A934. Caffeine (coffee, tea, chocolate)
Q935. what drugs are used to help Sx of Fibrocystic Disease?; (4)*
A935. TPD Bro:; Tamoxifen,; Progestins,; Danazol,; BROmocriptine
Q936. Dx:; rubbery, non-tender breast mass in patient younger then 25yo
A936. Fibroadenoma
Q937. Dx:; large, bulky mobile breast mass with overlying skin being warm, erythematous, shiny and engorged; Tx?
A937. Cystosarcoma Phyllodes; Tx: wide local excision (b/c 10% go to CA)
Q938. what (4) breast problems require only "Local excision" as the Tx of choice?
A938. Phyllodes,; Papilloma,; Ectasia,; LCIS
Q939. Dx:; inflammation of the ductal system at or after menopause causing nipple retraction, discharge and pain, usu bilateral; Tx?
A939. Mammary Duct Ectasia (Plasma cell Mastitis); Tx: Local excision of inflammed area
Q940. what are the top three risk factors for Malignant Breast cancer?
A940. 1. First-degree relative with bilateral premenopausal onset; 2. Previous breast cancer; 3. first birth after age 34
Q941. Dx:; bilateral malignant breast cells, non-palpable, not seen on mammography; Tx?

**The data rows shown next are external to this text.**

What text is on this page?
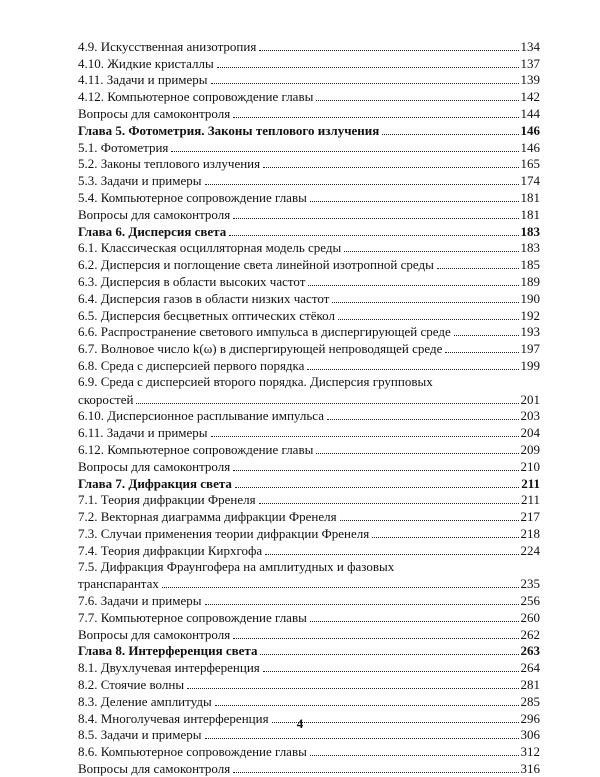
4.9. Искусственная анизотропия	134
4.10. Жидкие кристаллы	137
4.11. Задачи и примеры	139
4.12. Компьютерное сопровождение главы	142
Вопросы для самоконтроля	144
Глава 5. Фотометрия. Законы теплового излучения	146
5.1. Фотометрия	146
5.2. Законы теплового излучения	165
5.3. Задачи и примеры	174
5.4. Компьютерное сопровождение главы	181
Вопросы для самоконтроля	181
Глава 6. Дисперсия света	183
6.1. Классическая осцилляторная модель среды	183
6.2. Дисперсия и поглощение света линейной изотропной среды	185
6.3. Дисперсия в области высоких частот	189
6.4. Дисперсия газов в области низких частот	190
6.5. Дисперсия бесцветных оптических стёкол	192
6.6. Распространение светового импульса в диспергирующей среде	193
6.7. Волновое число k(ω) в диспергирующей непроводящей среде	197
6.8. Среда с дисперсией первого порядка	199
6.9. Среда с дисперсией второго порядка. Дисперсия групповых
скоростей	201
6.10. Дисперсионное расплывание импульса	203
6.11. Задачи и примеры	204
6.12. Компьютерное сопровождение главы	209
Вопросы для самоконтроля	210
Глава 7. Дифракция света	211
7.1. Теория дифракции Френеля	211
7.2. Векторная диаграмма дифракции Френеля	217
7.3. Случаи применения теории дифракции Френеля	218
7.4. Теория дифракции Кирхгофа	224
7.5. Дифракция Фраунгофера на амплитудных и фазовых
транспарантах	235
7.6. Задачи и примеры	256
7.7. Компьютерное сопровождение главы	260
Вопросы для самоконтроля	262
Глава 8. Интерференция света	263
8.1. Двухлучевая интерференция	264
8.2. Стоячие волны	281
8.3. Деление амплитуды	285
8.4. Многолучевая интерференция	296
8.5. Задачи и примеры	306
8.6. Компьютерное сопровождение главы	312
Вопросы для самоконтроля	316
4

A941. Lobular Carcinoma In Situ (LCIS); Tx: Local excision
Q942. Dx:; malignant epithelial cells in mid-50's woman, microcalcifications on mammography, unilateral; Tx?
A942. Ductal Carcinoma In Situ (DCIS); Tx: Simple Mastectomy (additional Radiation if margins < 10mm)

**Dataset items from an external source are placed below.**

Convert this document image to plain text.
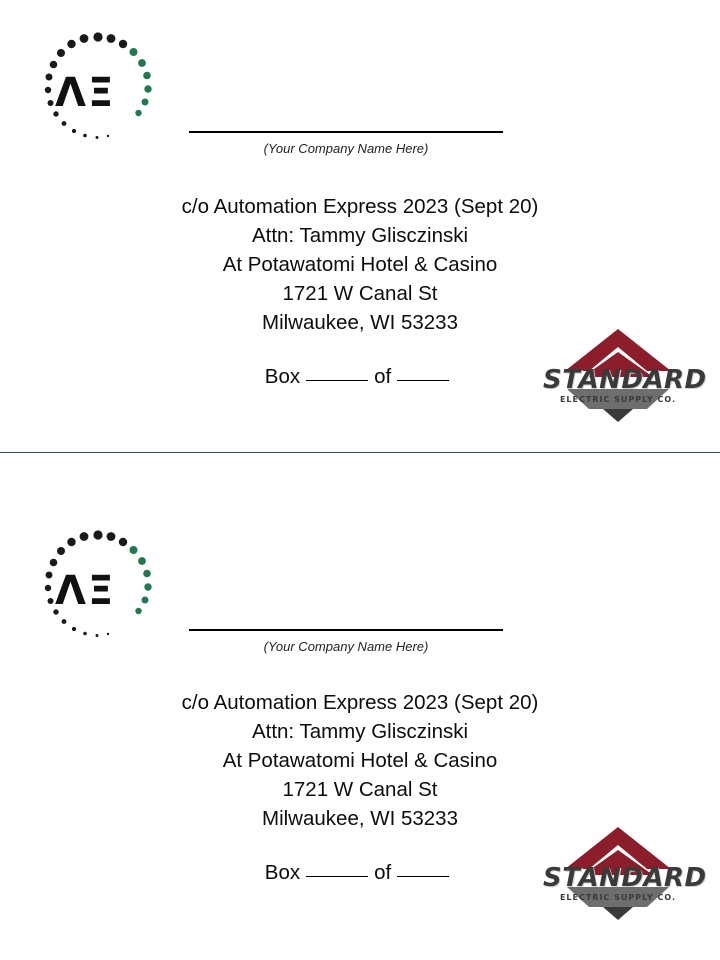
ΛΞ
(Your Company Name Here)
c/o Automation Express 2023 (Sept 20)
Attn: Tammy Glisczinski
At Potawatomi Hotel & Casino
1721 W Canal St
Milwaukee, WI 53233
Box	of	STANDARD
ELECTRIC SUPPLY CO.
ΛΞ
(Your Company Name Here)
c/o Automation Express 2023 (Sept 20)
Attn: Tammy Glisczinski
At Potawatomi Hotel & Casino
1721 W Canal St
Milwaukee, WI 53233
Box	of	STANDARD
ELECTRIC SUPPLY CO.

Q943. what is the most reliable predictor for survival in breast cancer?
A943. the stage of breast cancer at the time of diagnosis
Q944. what is the recommended follow-up for breast cancer patients?
A944. Exam every 3 months for first year,; every 4 months in second year,; every 6 months thereafter (mammogram, LFTs and Alk-phos is done 6 months after Tx)
Q945. what percent of breast cancer is related to genetic predisposition?
A945. 5 - 10%
Q946. what is the criteria in treating a Breast cancer patient if she has negative or positive lymph nodes versus her ER/PR (receptor) status?
A946. Neg LN + ER/PR Neg - Chemo ONLY (Cyclophosphamide, Methotrexate, 5-FU); Neg LN + ER/PR Pos - Tamoxifen or Anastrozole ONLY; Pos LN: Always Chemo (CMF),; Pos LN + ER/PR Pos - Chemo plus Tamoxifen or Anastrozole
Q947. "Double-bubble" on US indicates what problem?
A947. Down's syndrome
Q948. what should the mother avoid during first trimester b/c it could lead to increased risk of neural tube defects?
A948. Hyperthermia (fevers and hot tubs)
Q949. what are the (2) possible initial tests for syphillis that become negative over time?
A949. RPR,; VDRL
Q950. what are the (2) confirmatory tests for syphillis that are always reactive (positive) if you are exposed?